The sector that appears to have the greatest standard deviation is Financials.
Forbes.SD <- group_by(Forbes, Sector)
Forbes.SD <- summarise(Forbes.SD, stnd_dev = sd(ProfMgn, na.rm= TRUE))
Forbes.SD <- arrange(Forbes.SD, desc(stnd_dev))
# Do not modify the following code:
knitr::kable(Forbes.SD, format = "markdown")
| Sector | stnd_dev |
|---|---|
| Financials | 7.5349304 |
| Consumer Discretionary | 2.0406190 |
| Utilities | 0.4912375 |
| Telecommunication Services | 0.4698143 |
| Information Technology | 0.2303487 |
| Industrials | 0.1611717 |
| Materials | 0.1566098 |
| Health Care | 0.1488790 |
| Consumer Staples | 0.1282274 |
| Energy | 0.1089204 |
The sector that has the greatest standard deviation is Financials, as was estimated, with a standard deviation of 7.53. Based on the previous graph, Financials has one large outlier, which could describe why the standard deviation is so much larger for Financials than any of the other sectors in this dataset.

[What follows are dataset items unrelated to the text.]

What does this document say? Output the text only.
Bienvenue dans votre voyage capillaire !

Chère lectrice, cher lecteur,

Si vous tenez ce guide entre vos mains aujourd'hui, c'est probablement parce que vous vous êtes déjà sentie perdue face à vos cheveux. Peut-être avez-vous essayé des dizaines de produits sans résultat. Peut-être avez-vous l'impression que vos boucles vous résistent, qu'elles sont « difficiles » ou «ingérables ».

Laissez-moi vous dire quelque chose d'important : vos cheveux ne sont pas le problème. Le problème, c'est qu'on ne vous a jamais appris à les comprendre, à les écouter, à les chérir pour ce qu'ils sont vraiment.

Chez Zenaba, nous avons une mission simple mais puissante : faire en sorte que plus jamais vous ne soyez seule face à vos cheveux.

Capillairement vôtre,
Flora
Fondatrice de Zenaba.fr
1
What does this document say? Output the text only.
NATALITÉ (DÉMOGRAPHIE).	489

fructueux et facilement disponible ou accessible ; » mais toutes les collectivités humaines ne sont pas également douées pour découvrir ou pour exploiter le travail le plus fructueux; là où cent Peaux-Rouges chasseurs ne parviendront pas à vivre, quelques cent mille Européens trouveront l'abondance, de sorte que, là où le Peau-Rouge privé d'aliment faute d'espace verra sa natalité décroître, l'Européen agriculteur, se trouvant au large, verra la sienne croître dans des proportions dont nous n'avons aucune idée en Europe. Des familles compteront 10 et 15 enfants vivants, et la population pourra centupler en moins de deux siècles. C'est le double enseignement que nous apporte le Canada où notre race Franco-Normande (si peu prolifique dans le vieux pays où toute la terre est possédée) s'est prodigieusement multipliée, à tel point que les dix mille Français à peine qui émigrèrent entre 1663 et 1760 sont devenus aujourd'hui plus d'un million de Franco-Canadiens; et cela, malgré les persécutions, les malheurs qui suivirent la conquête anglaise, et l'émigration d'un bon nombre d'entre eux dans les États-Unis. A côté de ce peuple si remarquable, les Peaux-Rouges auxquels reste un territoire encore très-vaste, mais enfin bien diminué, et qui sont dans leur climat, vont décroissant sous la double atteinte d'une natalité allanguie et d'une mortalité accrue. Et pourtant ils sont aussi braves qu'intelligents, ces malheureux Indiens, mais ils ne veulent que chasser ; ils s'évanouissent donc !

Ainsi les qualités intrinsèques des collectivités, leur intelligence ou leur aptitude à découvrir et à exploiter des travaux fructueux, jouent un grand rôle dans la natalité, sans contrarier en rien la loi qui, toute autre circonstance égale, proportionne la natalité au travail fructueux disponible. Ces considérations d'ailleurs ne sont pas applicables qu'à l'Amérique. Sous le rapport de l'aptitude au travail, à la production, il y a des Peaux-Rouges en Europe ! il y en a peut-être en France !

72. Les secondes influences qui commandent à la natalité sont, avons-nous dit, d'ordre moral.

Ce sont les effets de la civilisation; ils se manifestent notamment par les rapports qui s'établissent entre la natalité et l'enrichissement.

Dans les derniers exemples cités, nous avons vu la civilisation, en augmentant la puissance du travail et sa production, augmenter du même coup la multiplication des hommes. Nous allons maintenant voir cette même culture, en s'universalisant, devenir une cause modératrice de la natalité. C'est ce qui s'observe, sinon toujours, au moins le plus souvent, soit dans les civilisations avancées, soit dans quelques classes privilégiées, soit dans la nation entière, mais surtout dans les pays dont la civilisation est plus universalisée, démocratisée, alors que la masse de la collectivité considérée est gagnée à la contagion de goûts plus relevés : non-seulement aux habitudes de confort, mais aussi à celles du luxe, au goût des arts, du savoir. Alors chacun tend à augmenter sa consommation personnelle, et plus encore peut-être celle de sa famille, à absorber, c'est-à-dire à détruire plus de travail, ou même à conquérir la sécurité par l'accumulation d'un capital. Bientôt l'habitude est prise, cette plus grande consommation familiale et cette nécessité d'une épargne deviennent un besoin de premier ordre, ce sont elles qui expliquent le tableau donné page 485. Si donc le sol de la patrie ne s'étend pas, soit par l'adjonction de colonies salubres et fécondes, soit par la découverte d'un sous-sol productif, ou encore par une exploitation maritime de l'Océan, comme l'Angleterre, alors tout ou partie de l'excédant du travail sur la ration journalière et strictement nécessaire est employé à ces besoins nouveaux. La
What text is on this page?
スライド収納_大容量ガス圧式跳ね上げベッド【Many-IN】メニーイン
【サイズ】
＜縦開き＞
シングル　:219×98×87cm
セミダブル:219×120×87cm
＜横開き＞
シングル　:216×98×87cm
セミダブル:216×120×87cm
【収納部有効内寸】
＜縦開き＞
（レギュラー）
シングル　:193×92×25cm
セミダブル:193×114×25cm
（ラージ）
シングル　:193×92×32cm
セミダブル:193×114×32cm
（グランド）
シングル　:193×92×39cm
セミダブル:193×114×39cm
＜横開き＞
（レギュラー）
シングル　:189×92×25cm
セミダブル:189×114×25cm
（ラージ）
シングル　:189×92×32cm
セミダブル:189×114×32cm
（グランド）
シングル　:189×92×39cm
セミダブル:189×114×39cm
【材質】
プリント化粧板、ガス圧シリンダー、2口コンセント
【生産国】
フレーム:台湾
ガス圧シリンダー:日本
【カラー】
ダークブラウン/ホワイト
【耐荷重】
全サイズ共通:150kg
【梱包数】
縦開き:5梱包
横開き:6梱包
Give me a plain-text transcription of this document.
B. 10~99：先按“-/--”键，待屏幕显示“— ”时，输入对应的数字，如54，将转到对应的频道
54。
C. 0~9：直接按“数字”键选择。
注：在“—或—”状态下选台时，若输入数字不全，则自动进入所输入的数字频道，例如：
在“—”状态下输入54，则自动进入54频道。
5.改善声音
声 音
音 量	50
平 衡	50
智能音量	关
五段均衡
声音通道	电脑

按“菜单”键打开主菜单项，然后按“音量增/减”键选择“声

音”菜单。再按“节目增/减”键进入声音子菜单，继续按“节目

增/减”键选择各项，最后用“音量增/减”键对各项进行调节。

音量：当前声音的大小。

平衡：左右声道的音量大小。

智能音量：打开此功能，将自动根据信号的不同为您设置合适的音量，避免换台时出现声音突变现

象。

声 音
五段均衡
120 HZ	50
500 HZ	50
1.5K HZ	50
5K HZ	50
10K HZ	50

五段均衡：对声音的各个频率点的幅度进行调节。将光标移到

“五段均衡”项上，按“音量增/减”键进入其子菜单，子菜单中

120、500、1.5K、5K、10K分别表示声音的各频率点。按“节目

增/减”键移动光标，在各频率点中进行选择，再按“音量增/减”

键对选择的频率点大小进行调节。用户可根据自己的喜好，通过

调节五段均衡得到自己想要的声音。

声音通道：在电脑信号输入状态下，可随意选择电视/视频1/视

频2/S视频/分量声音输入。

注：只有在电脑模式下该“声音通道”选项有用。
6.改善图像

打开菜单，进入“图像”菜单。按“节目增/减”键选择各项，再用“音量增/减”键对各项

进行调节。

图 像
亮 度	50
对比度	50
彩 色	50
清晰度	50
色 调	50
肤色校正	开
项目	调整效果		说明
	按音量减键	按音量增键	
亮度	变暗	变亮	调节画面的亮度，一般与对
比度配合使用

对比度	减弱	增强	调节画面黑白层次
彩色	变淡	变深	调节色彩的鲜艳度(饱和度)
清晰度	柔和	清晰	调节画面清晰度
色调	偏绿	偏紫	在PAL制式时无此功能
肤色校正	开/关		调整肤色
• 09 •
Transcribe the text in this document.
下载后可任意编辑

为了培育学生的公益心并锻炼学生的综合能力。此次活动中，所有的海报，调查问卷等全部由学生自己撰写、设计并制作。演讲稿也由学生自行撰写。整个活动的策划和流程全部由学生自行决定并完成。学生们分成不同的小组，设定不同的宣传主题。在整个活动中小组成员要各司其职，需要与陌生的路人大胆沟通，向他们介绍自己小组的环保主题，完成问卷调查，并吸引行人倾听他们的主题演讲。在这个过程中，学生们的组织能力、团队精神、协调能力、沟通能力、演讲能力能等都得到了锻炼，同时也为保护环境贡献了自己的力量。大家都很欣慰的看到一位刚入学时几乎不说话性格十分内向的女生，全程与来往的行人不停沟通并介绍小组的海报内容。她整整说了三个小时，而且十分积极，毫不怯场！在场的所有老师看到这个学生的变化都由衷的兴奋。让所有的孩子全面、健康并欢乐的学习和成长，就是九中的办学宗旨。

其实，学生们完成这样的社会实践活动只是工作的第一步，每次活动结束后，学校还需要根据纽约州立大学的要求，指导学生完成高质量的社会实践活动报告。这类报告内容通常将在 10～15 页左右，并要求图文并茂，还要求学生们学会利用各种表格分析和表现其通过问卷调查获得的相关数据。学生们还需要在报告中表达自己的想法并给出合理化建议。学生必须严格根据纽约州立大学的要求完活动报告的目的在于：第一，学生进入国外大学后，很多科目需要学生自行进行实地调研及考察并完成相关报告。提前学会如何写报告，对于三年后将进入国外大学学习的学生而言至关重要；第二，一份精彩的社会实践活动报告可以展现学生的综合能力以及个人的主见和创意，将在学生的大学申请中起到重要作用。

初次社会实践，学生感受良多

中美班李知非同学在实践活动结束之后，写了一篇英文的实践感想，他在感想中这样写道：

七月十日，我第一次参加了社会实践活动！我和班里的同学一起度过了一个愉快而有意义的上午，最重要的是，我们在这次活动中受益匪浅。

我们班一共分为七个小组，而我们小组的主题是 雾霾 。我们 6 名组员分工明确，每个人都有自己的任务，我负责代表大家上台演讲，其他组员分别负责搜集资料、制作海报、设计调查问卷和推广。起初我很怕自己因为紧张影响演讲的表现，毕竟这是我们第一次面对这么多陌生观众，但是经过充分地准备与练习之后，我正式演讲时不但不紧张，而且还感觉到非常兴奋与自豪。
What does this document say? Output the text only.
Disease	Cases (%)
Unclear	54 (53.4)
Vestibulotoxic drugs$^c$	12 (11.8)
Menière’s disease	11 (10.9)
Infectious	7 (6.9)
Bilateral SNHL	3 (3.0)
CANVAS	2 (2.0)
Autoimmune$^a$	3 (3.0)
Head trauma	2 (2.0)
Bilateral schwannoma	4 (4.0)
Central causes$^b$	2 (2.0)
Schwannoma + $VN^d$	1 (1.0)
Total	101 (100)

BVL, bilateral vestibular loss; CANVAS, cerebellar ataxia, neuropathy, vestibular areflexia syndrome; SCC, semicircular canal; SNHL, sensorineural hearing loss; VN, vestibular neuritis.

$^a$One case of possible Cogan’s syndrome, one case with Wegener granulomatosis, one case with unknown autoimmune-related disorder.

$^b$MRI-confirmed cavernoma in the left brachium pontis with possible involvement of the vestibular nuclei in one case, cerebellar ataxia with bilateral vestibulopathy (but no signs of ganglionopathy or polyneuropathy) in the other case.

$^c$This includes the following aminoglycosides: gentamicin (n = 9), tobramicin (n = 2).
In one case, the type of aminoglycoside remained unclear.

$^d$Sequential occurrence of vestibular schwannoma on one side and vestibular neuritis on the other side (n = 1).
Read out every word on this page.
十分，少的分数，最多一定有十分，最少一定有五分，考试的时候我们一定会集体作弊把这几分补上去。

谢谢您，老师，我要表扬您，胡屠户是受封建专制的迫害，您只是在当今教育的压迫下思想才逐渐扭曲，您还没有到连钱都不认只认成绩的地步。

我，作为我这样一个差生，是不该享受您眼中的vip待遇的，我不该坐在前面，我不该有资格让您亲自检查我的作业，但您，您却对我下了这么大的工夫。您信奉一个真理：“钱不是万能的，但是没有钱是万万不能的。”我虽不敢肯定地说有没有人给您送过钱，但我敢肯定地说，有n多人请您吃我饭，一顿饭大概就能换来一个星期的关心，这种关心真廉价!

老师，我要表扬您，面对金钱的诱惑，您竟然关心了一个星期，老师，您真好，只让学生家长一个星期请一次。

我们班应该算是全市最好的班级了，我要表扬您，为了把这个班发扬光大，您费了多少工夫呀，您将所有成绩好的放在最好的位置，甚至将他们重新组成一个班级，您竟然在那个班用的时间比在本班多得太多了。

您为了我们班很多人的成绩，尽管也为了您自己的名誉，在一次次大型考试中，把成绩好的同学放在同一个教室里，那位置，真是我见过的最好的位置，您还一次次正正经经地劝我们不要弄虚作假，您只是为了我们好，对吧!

Consumer Discretionary has the second highest standard deviation, with 2.04. The graph also showed that Cosnumer Discretionary has an outlier, although it’s not as large as the outlier for Financials. The remaining sectors all have a standard deviation less than 1, which indicates that datapoints are clustered around the mean of each sector.